What's new
What's new

zero setting standard for Mitotoyo micrometer

swellwelder

Stainless
Joined
Sep 21, 2002
Location
Valley City, ND USA
My new(to me) 7-8" Mitotoyo micrometer came with this 7" standard, but stamped into the barrel of the standard is the actual size which is listed as 7.000015"(yes, that is the correct number of zeros) This is a .0001 micrometer, so why go that much further in accuracy, when the tool can't reliably be that accurate?

Dale
 
15 millionths is more than 1/10 of 100 millionths. (1 ten-thousandth is 100 millionths.) So it's starting to get into the range where it might matter on a tight tolerance.

They don't expect you to read the mic to 10's of millionths. They expect you to figure the tolerance band on everything in the process, including your measuring gear, then establish the acceptable range of readings you get on that mic. If you have a dimension toleranced as 7.5" +0-0.002, and you zero your mic with that 7.000015" standard, then you cannot accept a part that reads 7.5" on the mic. Ideally, you'll also have determined the repeatability of that particular mic, and that too would figure into what's acceptable.
 
Maybe you will use the standard some day to set the travel on a machine using a 20 millionths indicator. If so you will be able to fudge the .0000005 part!
 
My new(to me) 7-8" Mitotoyo micrometer came with this 7" standard, but stamped into the barrel of the standard is the actual size which is listed as 7.000015"(yes, that is the correct number of zeros) This is a .0001 micrometer, so why go that much further in accuracy, when the tool can't reliably be that accurate?

Dale

You should probably have posted that in Metrology.

When there are that many zeroes in inches I prefer to think metric and it is given to 0.4µm above 7". If you want to use something to calibrate something else it should be preferably at least 10 times as accurate as what you want to verify. IOW to accurately verify (calibrate) a 0.0001" micrometer what you use should be accurate to 0.00001".

Use it to check your micrometer now and then and you have no worries. The accuracy for that standard isn't unusual, in fact less accurate would be.

Gordon
 
Yes, you definitely want your standard to be more accurate than the instrument it is used to calibrate. It is simply a small Jo block.
 
Speaking loosely, steel expands or contracts 15 microinch over 7 inches if / when its temperature changes 1/3 degree Fahrenheit.

And that's why calibration labs let the part (in this case a standard) plus what is being used to measure stay in the same temperature controlled environment for at least 24 hours. Any self respecting calibration lab also writes what the "measurement uncertainty" is in the calibration certificate. No measurement is truly "exact".
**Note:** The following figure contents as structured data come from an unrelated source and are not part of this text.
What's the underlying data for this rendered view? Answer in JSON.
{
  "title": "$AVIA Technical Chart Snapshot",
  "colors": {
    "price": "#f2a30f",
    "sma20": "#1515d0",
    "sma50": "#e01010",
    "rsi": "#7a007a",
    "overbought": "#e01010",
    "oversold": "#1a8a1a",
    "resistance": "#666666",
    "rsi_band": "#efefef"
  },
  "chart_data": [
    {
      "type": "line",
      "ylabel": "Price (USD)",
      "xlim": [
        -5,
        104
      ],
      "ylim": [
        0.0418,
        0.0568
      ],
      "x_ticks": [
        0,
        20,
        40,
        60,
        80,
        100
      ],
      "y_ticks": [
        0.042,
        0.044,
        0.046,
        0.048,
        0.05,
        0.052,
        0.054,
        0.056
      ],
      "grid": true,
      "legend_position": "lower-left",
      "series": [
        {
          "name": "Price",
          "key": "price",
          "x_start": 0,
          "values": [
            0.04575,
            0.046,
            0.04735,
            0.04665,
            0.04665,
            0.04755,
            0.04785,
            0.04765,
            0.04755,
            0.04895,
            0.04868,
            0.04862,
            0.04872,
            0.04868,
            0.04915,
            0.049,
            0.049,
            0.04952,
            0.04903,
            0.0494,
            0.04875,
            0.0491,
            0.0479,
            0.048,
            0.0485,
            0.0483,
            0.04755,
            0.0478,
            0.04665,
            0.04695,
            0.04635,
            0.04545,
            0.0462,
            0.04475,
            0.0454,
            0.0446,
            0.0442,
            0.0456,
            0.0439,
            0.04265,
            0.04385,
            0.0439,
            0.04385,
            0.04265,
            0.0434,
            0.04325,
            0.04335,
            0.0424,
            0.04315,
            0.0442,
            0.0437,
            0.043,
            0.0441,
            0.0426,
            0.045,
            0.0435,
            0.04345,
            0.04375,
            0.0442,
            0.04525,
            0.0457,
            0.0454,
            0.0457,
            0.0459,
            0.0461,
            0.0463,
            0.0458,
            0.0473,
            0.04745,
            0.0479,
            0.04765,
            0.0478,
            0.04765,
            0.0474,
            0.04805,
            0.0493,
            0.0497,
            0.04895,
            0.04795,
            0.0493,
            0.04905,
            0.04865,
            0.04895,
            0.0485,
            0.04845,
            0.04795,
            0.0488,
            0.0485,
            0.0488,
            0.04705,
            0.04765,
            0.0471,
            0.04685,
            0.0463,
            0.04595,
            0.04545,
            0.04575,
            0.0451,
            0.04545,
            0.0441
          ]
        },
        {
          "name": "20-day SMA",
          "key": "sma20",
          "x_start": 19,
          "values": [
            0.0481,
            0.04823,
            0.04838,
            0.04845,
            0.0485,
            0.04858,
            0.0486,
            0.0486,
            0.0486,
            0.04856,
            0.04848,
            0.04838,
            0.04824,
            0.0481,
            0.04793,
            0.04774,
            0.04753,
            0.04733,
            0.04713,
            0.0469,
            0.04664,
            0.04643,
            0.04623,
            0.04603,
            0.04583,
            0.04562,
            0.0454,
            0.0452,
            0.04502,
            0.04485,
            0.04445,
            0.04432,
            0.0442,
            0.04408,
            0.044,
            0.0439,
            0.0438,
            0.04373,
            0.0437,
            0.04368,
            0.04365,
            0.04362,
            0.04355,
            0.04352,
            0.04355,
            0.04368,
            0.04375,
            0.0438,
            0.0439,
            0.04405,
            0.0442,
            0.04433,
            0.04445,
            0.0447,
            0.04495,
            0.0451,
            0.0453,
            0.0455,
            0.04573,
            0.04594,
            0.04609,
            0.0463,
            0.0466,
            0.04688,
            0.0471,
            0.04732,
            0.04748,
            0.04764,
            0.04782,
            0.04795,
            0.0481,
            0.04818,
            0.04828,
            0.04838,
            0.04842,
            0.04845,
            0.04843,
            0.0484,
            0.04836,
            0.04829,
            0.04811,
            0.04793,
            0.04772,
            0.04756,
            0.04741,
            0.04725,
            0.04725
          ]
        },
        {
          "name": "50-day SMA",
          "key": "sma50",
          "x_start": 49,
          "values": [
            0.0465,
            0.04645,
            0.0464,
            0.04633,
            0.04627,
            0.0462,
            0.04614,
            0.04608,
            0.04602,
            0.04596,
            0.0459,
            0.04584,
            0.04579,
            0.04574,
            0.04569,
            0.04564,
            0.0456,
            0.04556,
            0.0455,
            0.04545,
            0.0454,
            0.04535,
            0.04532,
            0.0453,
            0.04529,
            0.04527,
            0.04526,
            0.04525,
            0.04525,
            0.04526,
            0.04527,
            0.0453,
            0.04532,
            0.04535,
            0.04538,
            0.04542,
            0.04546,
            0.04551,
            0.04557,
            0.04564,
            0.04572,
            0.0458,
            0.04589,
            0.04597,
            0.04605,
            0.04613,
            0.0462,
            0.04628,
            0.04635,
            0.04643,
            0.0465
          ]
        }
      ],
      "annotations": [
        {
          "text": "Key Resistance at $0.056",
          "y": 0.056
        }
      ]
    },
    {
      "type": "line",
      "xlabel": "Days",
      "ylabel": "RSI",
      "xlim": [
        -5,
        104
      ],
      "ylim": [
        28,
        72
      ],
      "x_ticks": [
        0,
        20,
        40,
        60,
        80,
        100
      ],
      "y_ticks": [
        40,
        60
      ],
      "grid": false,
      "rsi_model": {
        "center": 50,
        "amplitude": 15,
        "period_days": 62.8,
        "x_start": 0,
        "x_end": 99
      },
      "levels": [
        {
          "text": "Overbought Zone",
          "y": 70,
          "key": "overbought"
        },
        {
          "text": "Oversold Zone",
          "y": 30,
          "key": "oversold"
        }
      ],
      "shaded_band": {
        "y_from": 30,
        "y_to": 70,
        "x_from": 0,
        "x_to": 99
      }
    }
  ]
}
The bottom line is that the more accurate you want your measurement/calibration result to be the more care and thought that has to be taken. As far as a standard rod and a micrometer goes then, as I've already written, you should be good to go in the shop.
 
Given that the current standard discussed measures .000015 over nominal, as stated by the manufacturer, it makes me wonder what my 1", 2" and 3" standards made by same are in reality.
 
And that's why calibration labs let the part (in this case a standard) plus what is being used to measure stay in the same temperature controlled environment for at least 24 hours. Any self respecting calibration lab also writes what the "measurement uncertainty" is in the calibration certificate. No measurement is truly "exact".

The bottom line is that the more accurate you want your measurement/calibration result to be the more care and thought that has to be taken. As far as a standard rod and a micrometer goes then, as I've already written, you should be good to go in the shop.
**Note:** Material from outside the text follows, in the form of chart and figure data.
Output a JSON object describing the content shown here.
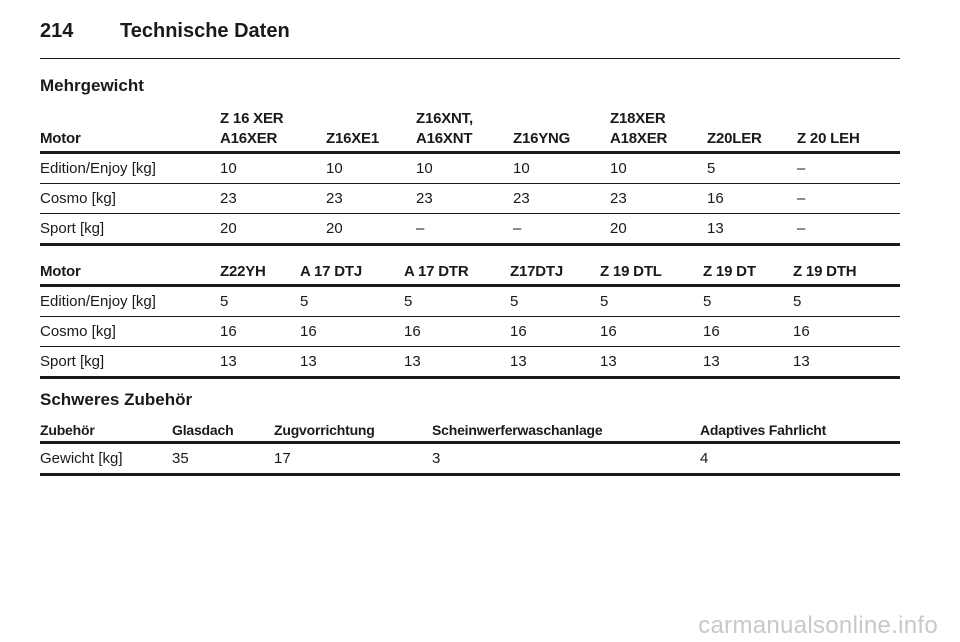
{
  "header": {
    "page_number": "214",
    "title": "Technische Daten"
  },
  "section1": {
    "heading": "Mehrgewicht"
  },
  "table1": {
    "columns": [
      [
        "",
        "Motor"
      ],
      [
        "Z 16 XER",
        "A16XER"
      ],
      [
        "",
        "Z16XE1"
      ],
      [
        "Z16XNT,",
        "A16XNT"
      ],
      [
        "",
        "Z16YNG"
      ],
      [
        "Z18XER",
        "A18XER"
      ],
      [
        "",
        "Z20LER"
      ],
      [
        "",
        "Z 20 LEH"
      ]
    ],
    "rows": [
      [
        "Edition/Enjoy [kg]",
        "10",
        "10",
        "10",
        "10",
        "10",
        "5",
        "–"
      ],
      [
        "Cosmo [kg]",
        "23",
        "23",
        "23",
        "23",
        "23",
        "16",
        "–"
      ],
      [
        "Sport [kg]",
        "20",
        "20",
        "–",
        "–",
        "20",
        "13",
        "–"
      ]
    ]
  },
  "table2": {
    "columns": [
      "Motor",
      "Z22YH",
      "A 17 DTJ",
      "A 17 DTR",
      "Z17DTJ",
      "Z 19 DTL",
      "Z 19 DT",
      "Z 19 DTH"
    ],
    "rows": [
      [
        "Edition/Enjoy [kg]",
        "5",
        "5",
        "5",
        "5",
        "5",
        "5",
        "5"
      ],
      [
        "Cosmo [kg]",
        "16",
        "16",
        "16",
        "16",
        "16",
        "16",
        "16"
      ],
      [
        "Sport [kg]",
        "13",
        "13",
        "13",
        "13",
        "13",
        "13",
        "13"
      ]
    ]
  },
  "section2": {
    "heading": "Schweres Zubehör"
  },
  "table3": {
    "columns": [
      "Zubehör",
      "Glasdach",
      "Zugvorrichtung",
      "Scheinwerferwaschanlage",
      "Adaptives Fahrlicht"
    ],
    "rows": [
      [
        "Gewicht [kg]",
        "35",
        "17",
        "3",
        "4"
      ]
    ]
  },
  "watermark": "carmanualsonline.info"
}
Measurement uncertainty wouldn't apply to temperature Gordon as such, all instruments I've come across are calibrated at 20 C. Should they be calibrated at a different temperature for some bizarre reason this wouldn't be an "uncertainty" this would be a known that would be calculated and the size compensated for what it would read at 20 C. The uncertainty adjustment would be for the rate of length adjustment for the temperature adjustment. Slightly different materials expand and contract slightly different amounts with temperature. Since the calibration lab wouldn't know the precise alloy of the steel used, hence the precise expansion/contraction amount, they would instead use a default amount (as alluded to by John above) and attach an uncertainty to that adjustment.
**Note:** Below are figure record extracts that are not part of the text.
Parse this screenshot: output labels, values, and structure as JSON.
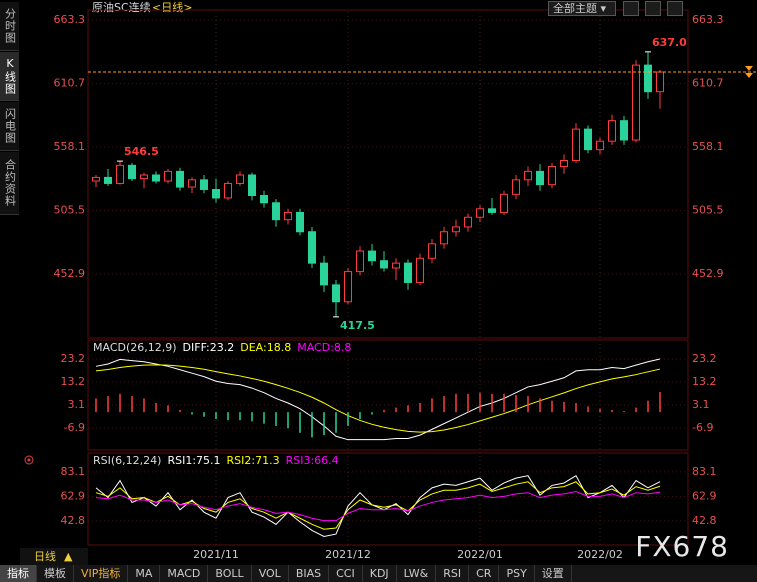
{
  "header": {
    "symbol": "原油SC连续",
    "period": "<日线>",
    "theme_button": "全部主题"
  },
  "sidebar": [
    "分时图",
    "K线图",
    "闪电图",
    "合约资料"
  ],
  "footer": {
    "period_tab": "日线",
    "arrow": "▲",
    "tabs": [
      "指标",
      "模板",
      "VIP指标",
      "MA",
      "MACD",
      "BOLL",
      "VOL",
      "BIAS",
      "CCI",
      "KDJ",
      "LW&",
      "RSI",
      "CR",
      "PSY",
      "设置"
    ]
  },
  "watermark": "FX678",
  "chart_data": [
    {
      "type": "candlestick",
      "categories": [
        null,
        null,
        null,
        null,
        null,
        null,
        null,
        null,
        null,
        null,
        "2021/11",
        null,
        null,
        null,
        null,
        null,
        null,
        null,
        null,
        null,
        null,
        "2021/12",
        null,
        null,
        null,
        null,
        null,
        null,
        null,
        null,
        null,
        null,
        "2022/01",
        null,
        null,
        null,
        null,
        null,
        null,
        null,
        null,
        null,
        "2022/02",
        null,
        null,
        null,
        null,
        null
      ],
      "open": [
        530,
        533,
        528,
        543,
        532,
        535,
        530,
        538,
        525,
        531,
        523,
        516,
        528,
        535,
        518,
        512,
        498,
        504,
        488,
        462,
        444,
        430,
        455,
        472,
        464,
        458,
        462,
        446,
        466,
        478,
        488,
        492,
        500,
        507,
        504,
        519,
        531,
        538,
        527,
        542,
        547,
        573,
        556,
        563,
        580,
        564,
        626,
        604
      ],
      "high": [
        535,
        540,
        546.5,
        545,
        537,
        538,
        540,
        541,
        533,
        535,
        532,
        530,
        538,
        537,
        522,
        515,
        507,
        507,
        492,
        468,
        448,
        458,
        476,
        478,
        472,
        466,
        465,
        470,
        482,
        492,
        498,
        503,
        510,
        516,
        522,
        535,
        542,
        544,
        545,
        552,
        578,
        576,
        566,
        585,
        584,
        630,
        637,
        622
      ],
      "low": [
        525,
        526,
        527,
        530,
        524,
        528,
        528,
        522,
        520,
        520,
        512,
        514,
        526,
        514,
        508,
        492,
        494,
        485,
        458,
        438,
        417.5,
        428,
        452,
        460,
        455,
        448,
        440,
        444,
        462,
        474,
        484,
        488,
        496,
        502,
        502,
        515,
        526,
        522,
        524,
        536,
        545,
        553,
        552,
        560,
        560,
        562,
        598,
        590
      ],
      "close": [
        533,
        528,
        543,
        532,
        535,
        530,
        538,
        525,
        531,
        523,
        516,
        528,
        535,
        518,
        512,
        498,
        504,
        488,
        462,
        444,
        430,
        455,
        472,
        464,
        458,
        462,
        446,
        466,
        478,
        488,
        492,
        500,
        507,
        504,
        519,
        531,
        538,
        527,
        542,
        547,
        573,
        556,
        563,
        580,
        564,
        626,
        604,
        620.3
      ],
      "up_color": "#ff3c3c",
      "down_color": "#2ad39a",
      "ylim": [
        400,
        670
      ],
      "yticks": [
        452.9,
        505.5,
        558.1,
        610.7,
        663.3
      ],
      "grid": true,
      "last_price": 620.3,
      "last_price_color": "#ff9a1a",
      "annotations": [
        {
          "label": "546.5",
          "value": 546.5
        },
        {
          "label": "637.0",
          "value": 637
        },
        {
          "label": "417.5",
          "value": 417.5
        }
      ]
    },
    {
      "type": "indicator",
      "header": "MACD(26,12,9)",
      "ylim": [
        -16.5,
        30.6
      ],
      "yticks": [
        -6.9,
        3.1,
        13.2,
        23.2
      ],
      "up_color": "#ff3c3c",
      "down_color": "#2ad39a",
      "series": [
        {
          "label": "DIFF:23.2",
          "color": "#ffffff",
          "values": [
            20,
            21,
            23,
            22.5,
            22,
            21,
            20,
            18.5,
            17,
            15.5,
            13.5,
            12.5,
            12,
            10.5,
            8.5,
            6,
            4,
            1.5,
            -2,
            -6,
            -10.5,
            -12,
            -12,
            -12,
            -12,
            -11.5,
            -11.5,
            -10,
            -7.5,
            -5,
            -2.5,
            0,
            2.5,
            4,
            6,
            8.5,
            11,
            12,
            13.5,
            15,
            18,
            18.5,
            18.5,
            19.5,
            19,
            20.5,
            22,
            23.2
          ]
        },
        {
          "label": "DEA:18.8",
          "color": "#ffff00",
          "values": [
            18,
            18.6,
            19.5,
            20.1,
            20.5,
            20.6,
            20.5,
            20.1,
            19.5,
            18.7,
            17.7,
            16.7,
            15.8,
            14.7,
            13.5,
            12,
            10.4,
            8.6,
            6.5,
            4,
            1.1,
            -1.5,
            -3.6,
            -5.3,
            -6.6,
            -7.6,
            -8.4,
            -8.7,
            -8.5,
            -7.8,
            -6.7,
            -5.4,
            -3.8,
            -2.2,
            -0.6,
            1.2,
            3.2,
            5,
            6.7,
            8.4,
            10.3,
            11.9,
            13.2,
            14.5,
            15.4,
            16.4,
            17.6,
            18.8
          ]
        },
        {
          "label": "MACD:8.8",
          "color": "#ff00ff",
          "style": "histogram",
          "values": [
            6,
            7,
            8,
            7,
            6,
            4,
            3,
            1,
            -1,
            -2,
            -3,
            -3.5,
            -3.5,
            -4,
            -5,
            -6,
            -7,
            -9,
            -11,
            -10,
            -9,
            -6,
            -3,
            -1,
            1,
            2,
            3,
            4,
            6,
            7,
            8,
            8,
            8.5,
            8,
            8,
            7.5,
            7,
            6,
            5,
            4.5,
            4,
            2.5,
            1.5,
            1,
            0.5,
            2,
            5,
            8.8
          ]
        }
      ]
    },
    {
      "type": "indicator",
      "header": "RSI(6,12,24)",
      "ylim": [
        23,
        97
      ],
      "yticks": [
        42.8,
        62.9,
        83.1
      ],
      "series": [
        {
          "label": "RSI1:75.1",
          "color": "#ffffff",
          "values": [
            70,
            62,
            76,
            58,
            62,
            55,
            66,
            52,
            60,
            50,
            45,
            62,
            66,
            50,
            46,
            40,
            50,
            42,
            35,
            30,
            32,
            55,
            66,
            56,
            52,
            57,
            48,
            62,
            70,
            73,
            72,
            75,
            78,
            68,
            74,
            78,
            80,
            64,
            72,
            74,
            80,
            62,
            66,
            72,
            62,
            76,
            70,
            75.1
          ]
        },
        {
          "label": "RSI2:71.3",
          "color": "#ffff00",
          "values": [
            66,
            63,
            70,
            61,
            62,
            58,
            63,
            56,
            59,
            53,
            50,
            58,
            61,
            53,
            50,
            45,
            50,
            45,
            40,
            36,
            37,
            52,
            60,
            56,
            54,
            56,
            51,
            60,
            65,
            68,
            68,
            70,
            73,
            67,
            70,
            73,
            75,
            66,
            70,
            71,
            75,
            65,
            66,
            69,
            64,
            71,
            68,
            71.3
          ]
        },
        {
          "label": "RSI3:66.4",
          "color": "#ff00ff",
          "values": [
            62,
            61,
            64,
            60,
            60,
            58,
            60,
            56,
            57,
            54,
            52,
            55,
            57,
            54,
            52,
            49,
            50,
            48,
            45,
            43,
            43,
            49,
            53,
            52,
            52,
            53,
            51,
            55,
            58,
            60,
            61,
            62,
            64,
            62,
            63,
            65,
            66,
            62,
            64,
            65,
            67,
            63,
            63,
            65,
            62,
            66,
            65,
            66.4
          ]
        }
      ]
    }
  ]
}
Hopefully that all makes sense.
 
It's worth noting that Mitutoyo literature states that the JIS / DIN permissible-error tolerance for Grade 0 gage blocks between 150 mm and 200 mm nominal length is +/- 0.50 micrometer (aka micron) [ http://www.mitutoyo.com.sg/documents/manuals/individual/5-1_Gauge block.pdf ]. Since 7 inch is between 150 mm and 200 mm, and 15 microinch is less than 0.50 micrometer, the micrometer standard in question is within the JIS / DIN Grade 0 gage block tolerance band for its length.
 
So back in Samiworld (AKA the real world) ................when it gets to that # of places after the decimal point, he's long lost the will to live!

P.S. And you can take that anyway you like.